New negative equity mortgage will cost homeowners their trackers
A NEW type of mortgage that will allow those trapped in negative equity to move home will see them lose their tracker.
The so-called "negative equity mortgages" should be made available by all banks, experts said last night.
And there were calls for those who manage to secure the new type of product to be allowed to keep their good-value tracker mortgages.
Bank of Ireland and Permanent TSB are the only two banks who have been cleared by the Central Bank to offer the new type of home loan.
But both confirmed they will not allow those taking on any new mortgage, which has negative equity debt tacked on to it from a previous property, to retain their trackers.
However, experts said the new type of mortgage product has the potential to help revive the depressed property market.
It will allow homeowners who have good earnings prospects to sell up their current homes, and take some of the negative equity debt on to a new mortgage.
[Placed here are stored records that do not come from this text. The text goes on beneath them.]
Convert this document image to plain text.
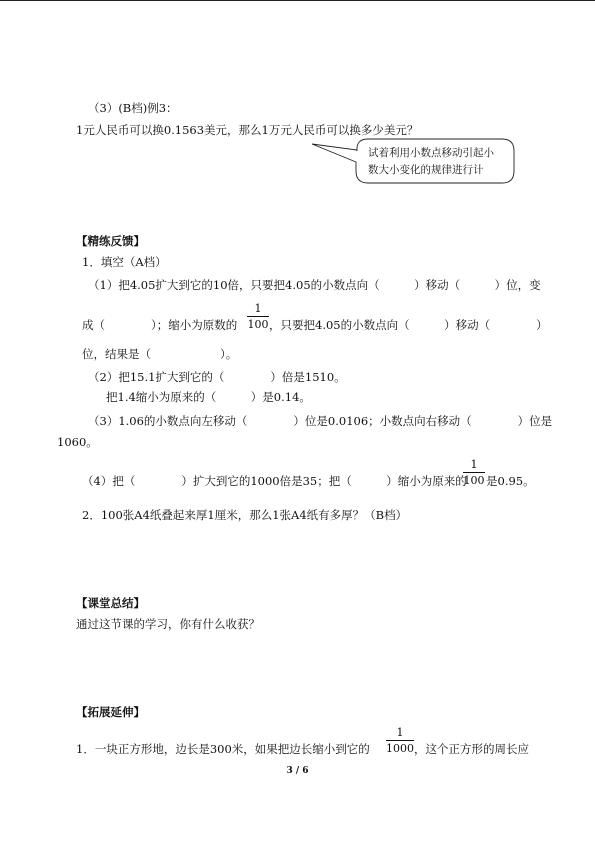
（3）(B档)例3：
1元人民币可以换0.1563美元，那么1万元人民币可以换多少美元？
试着利用小数点移动引起小
数大小变化的规律进行计
【精练反馈】
1．填空（A档）
（1）把4.05扩大到它的10倍，只要把4.05的小数点向（　　　）移动（　　　）位，变
成（　　　　）；缩小为原数的
1
100 ，只要把4.05的小数点向（　　　）移动（　　　　）
位，结果是（　　　　　　）。
（2）把15.1扩大到它的（　　　　）倍是1510。
把1.4缩小为原来的（　　　）是0.14。
（3）1.06的小数点向左移动（　　　　）位是0.0106；小数点向右移动（　　　　）位是
1060。
（4）把（　　　　）扩大到它的1000倍是35；把（　　　）缩小为原来的
1
100 是0.95。
2．100张A4纸叠起来厚1厘米，那么1张A4纸有多厚？（B档）
【课堂总结】
通过这节课的学习，你有什么收获？
【拓展延伸】
1．一块正方形地，边长是300米，如果把边长缩小到它的
1
1000 ，这个正方形的周长应
3 / 6
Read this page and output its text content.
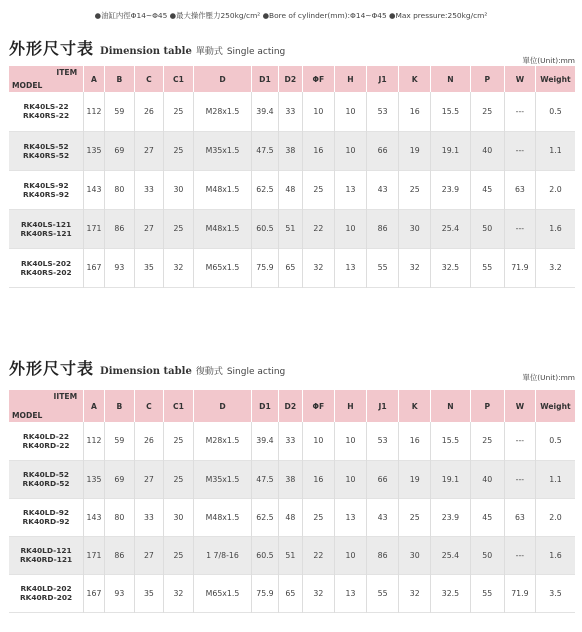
●油缸内徑Φ14~Φ45 ●最大操作壓力250kg/cm² ●Bore of cylinder(mm):Φ14~Φ45 ●Max pressure:250kg/cm²
外形尺寸表 Dimension table 單動式 Single acting
單位(Unit):mm
ITEM
MODEL	A	B	C	C1	D	D1	D2	ΦF	H	J1	K	N	P	W	Weight

RK40LS-22
RK40RS-22	112	59	26	25	M28x1.5	39.4	33	10	10	53	16	15.5	25	---	0.5

RK40LS-52
RK40RS-52	135	69	27	25	M35x1.5	47.5	38	16	10	66	19	19.1	40	---	1.1

RK40LS-92
RK40RS-92	143	80	33	30	M48x1.5	62.5	48	25	13	43	25	23.9	45	63	2.0

RK40LS-121
RK40RS-121	171	86	27	25	M48x1.5	60.5	51	22	10	86	30	25.4	50	---	1.6

RK40LS-202
RK40RS-202	167	93	35	32	M65x1.5	75.9	65	32	13	55	32	32.5	55	71.9	3.2
外形尺寸表 Dimension table 復動式 Single acting
單位(Unit):mm
IITEM
MODEL	A	B	C	C1	D	D1	D2	ΦF	H	J1	K	N	P	W	Weight

RK40LD-22
RK40RD-22	112	59	26	25	M28x1.5	39.4	33	10	10	53	16	15.5	25	---	0.5

RK40LD-52
RK40RD-52	135	69	27	25	M35x1.5	47.5	38	16	10	66	19	19.1	40	---	1.1

RK40LD-92
RK40RD-92	143	80	33	30	M48x1.5	62.5	48	25	13	43	25	23.9	45	63	2.0

RK40LD-121
RK40RD-121	171	86	27	25	1 7/8-16	60.5	51	22	10	86	30	25.4	50	---	1.6

RK40LD-202
RK40RD-202	167	93	35	32	M65x1.5	75.9	65	32	13	55	32	32.5	55	71.9	3.5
It should prove attractive to those who need to move.
Broker body, the Professional Insurance Brokers Association (PIBA), said the new loan arrangements should now be made available by all lenders.
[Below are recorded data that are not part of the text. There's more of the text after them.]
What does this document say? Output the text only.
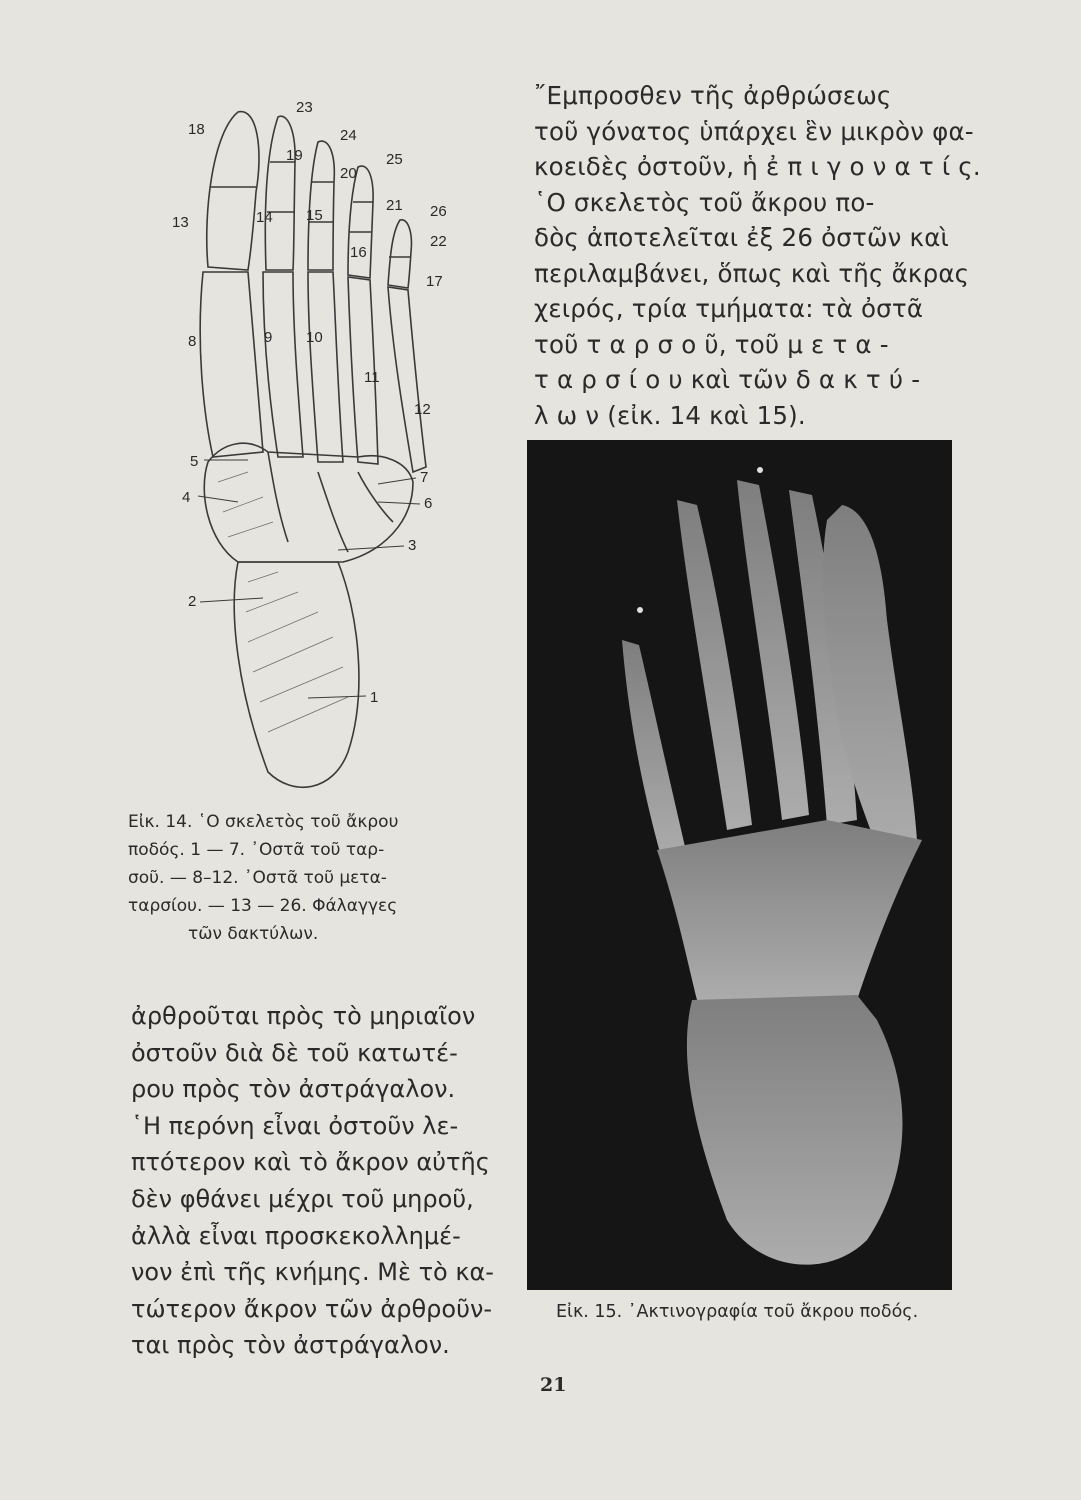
18
23
19
24
20
25
13	14 15
21 26
16
22
17
8	9 10
11
12
5
7
4	6
3
2
1
῎Εμπροσθεν τῆς ἀρθρώσεως
τοῦ γόνατος ὑπάρχει ἓν μικρὸν φα-
κοειδὲς ὀστοῦν, ἡ ἐ π ι γ ο ν α τ ί ς.
῾Ο σκελετὸς τοῦ ἄκρου πο-
δὸς ἀποτελεῖται ἐξ 26 ὀστῶν καὶ
περιλαμβάνει, ὅπως καὶ τῆς ἄκρας
χειρός, τρία τμήματα: τὰ ὀστᾶ
τοῦ τ α ρ σ ο ῦ, τοῦ μ ε τ α -
τ α ρ σ ί ο υ καὶ τῶν δ α κ τ ύ -
λ ω ν (εἰκ. 14 καὶ 15).
Εἰκ. 14. ῾Ο σκελετὸς τοῦ ἄκρου
ποδός. 1 — 7. ᾿Οστᾶ τοῦ ταρ-
σοῦ. — 8–12. ᾿Οστᾶ τοῦ μετα-
ταρσίου. — 13 — 26. Φάλαγγες
τῶν δακτύλων.
ἀρθροῦται πρὸς τὸ μηριαῖον
ὀστοῦν διὰ δὲ τοῦ κατωτέ-
ρου πρὸς τὸν ἀστράγαλον.
῾Η περόνη εἶναι ὀστοῦν λε-
πτότερον καὶ τὸ ἄκρον αὐτῆς
δὲν φθάνει μέχρι τοῦ μηροῦ,
ἀλλὰ εἶναι προσκεκολλημέ-
νον ἐπὶ τῆς κνήμης. Μὲ τὸ κα-
τώτερον ἄκρον τῶν ἀρθροῦν-
ται πρὸς τὸν ἀστράγαλον.
Εἰκ. 15. ᾿Ακτινογραφία τοῦ ἄκρου ποδός.
21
Rachel Doyle of PIBA said: "A lot of people would be willing to trade up if they had the facility to do so. All lenders should be allowed to offer this option to those who are in a financial situation where they can afford to trade up."
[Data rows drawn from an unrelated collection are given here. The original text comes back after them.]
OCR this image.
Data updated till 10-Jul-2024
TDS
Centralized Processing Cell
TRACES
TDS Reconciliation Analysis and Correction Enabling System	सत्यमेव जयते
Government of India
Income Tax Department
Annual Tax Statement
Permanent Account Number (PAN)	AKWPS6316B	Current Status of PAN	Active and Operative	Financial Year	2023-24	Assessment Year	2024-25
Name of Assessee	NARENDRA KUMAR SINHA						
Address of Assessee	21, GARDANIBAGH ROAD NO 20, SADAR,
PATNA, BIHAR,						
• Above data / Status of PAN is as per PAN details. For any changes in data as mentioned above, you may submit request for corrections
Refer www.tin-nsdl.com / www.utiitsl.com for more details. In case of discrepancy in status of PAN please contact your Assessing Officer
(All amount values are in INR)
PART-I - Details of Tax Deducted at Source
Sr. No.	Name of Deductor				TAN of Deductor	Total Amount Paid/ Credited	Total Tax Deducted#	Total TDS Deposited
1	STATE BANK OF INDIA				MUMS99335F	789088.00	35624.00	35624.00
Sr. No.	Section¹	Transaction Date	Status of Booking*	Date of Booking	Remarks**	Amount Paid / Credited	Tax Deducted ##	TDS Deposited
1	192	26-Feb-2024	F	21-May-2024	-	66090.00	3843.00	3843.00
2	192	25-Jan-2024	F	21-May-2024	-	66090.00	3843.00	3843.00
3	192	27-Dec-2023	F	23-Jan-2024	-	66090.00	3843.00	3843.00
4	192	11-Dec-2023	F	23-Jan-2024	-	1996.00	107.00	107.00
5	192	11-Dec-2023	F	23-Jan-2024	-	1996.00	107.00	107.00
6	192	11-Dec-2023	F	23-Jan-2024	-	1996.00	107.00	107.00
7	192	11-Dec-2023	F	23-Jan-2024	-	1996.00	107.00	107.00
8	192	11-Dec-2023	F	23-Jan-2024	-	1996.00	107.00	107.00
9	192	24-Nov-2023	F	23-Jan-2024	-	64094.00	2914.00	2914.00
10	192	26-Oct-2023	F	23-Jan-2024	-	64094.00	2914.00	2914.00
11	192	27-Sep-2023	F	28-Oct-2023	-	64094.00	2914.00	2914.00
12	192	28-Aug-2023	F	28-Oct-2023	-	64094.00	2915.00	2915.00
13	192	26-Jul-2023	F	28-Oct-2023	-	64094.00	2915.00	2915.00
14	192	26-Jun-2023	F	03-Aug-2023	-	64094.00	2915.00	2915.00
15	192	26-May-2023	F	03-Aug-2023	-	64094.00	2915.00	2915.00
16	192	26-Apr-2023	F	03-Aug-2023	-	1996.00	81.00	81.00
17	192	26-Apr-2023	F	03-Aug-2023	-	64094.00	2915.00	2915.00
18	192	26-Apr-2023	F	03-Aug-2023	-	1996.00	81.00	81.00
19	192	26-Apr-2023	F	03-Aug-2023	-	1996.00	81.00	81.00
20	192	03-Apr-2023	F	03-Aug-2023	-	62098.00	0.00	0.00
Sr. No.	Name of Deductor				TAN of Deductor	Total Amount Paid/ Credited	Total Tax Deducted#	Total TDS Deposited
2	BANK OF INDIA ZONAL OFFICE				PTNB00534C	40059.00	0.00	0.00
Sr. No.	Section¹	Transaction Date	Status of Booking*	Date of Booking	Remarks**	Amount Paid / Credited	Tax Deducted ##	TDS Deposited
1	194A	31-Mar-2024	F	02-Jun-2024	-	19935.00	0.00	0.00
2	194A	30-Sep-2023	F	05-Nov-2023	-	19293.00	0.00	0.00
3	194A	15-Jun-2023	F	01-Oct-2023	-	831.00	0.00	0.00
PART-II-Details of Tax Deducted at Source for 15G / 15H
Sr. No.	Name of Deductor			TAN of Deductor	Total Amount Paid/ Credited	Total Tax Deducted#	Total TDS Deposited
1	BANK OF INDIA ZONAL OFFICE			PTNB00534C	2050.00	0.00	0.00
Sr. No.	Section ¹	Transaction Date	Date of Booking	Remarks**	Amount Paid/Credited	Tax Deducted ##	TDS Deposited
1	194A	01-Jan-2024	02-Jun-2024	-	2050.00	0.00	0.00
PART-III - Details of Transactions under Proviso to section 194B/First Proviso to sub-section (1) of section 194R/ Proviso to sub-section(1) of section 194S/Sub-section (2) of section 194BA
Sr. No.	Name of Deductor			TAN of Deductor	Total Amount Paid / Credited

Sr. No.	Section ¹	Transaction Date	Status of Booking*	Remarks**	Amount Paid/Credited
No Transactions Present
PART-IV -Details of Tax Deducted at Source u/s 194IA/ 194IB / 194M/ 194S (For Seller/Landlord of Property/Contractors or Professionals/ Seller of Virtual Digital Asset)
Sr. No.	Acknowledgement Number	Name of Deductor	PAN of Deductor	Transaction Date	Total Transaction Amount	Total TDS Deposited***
But she warned that people considering such a product would be likely to end up losing their valuable tracker mortgage.
"Banks should allow those on trackers to bring the rate with them or, alternatively, they should discount the new mortgage to take into account the fact that the mortgage holder is forfeiting the tracker," she said.
Bank of Ireland and Permanent TSB have said that negative equity mortgages will not be generally available to customers.
The Central Bank has said that any bank that wishes to provide negative equity mortgages must enter into discussions with them.
It said that such products must be based on customer affordability and were likely to be offered to a small number of customers.
Limits are set to be placed on the amount of negative equity that can be carried on to the new mortgage from the old mortgage and the original house must be sold before moving onto the next one.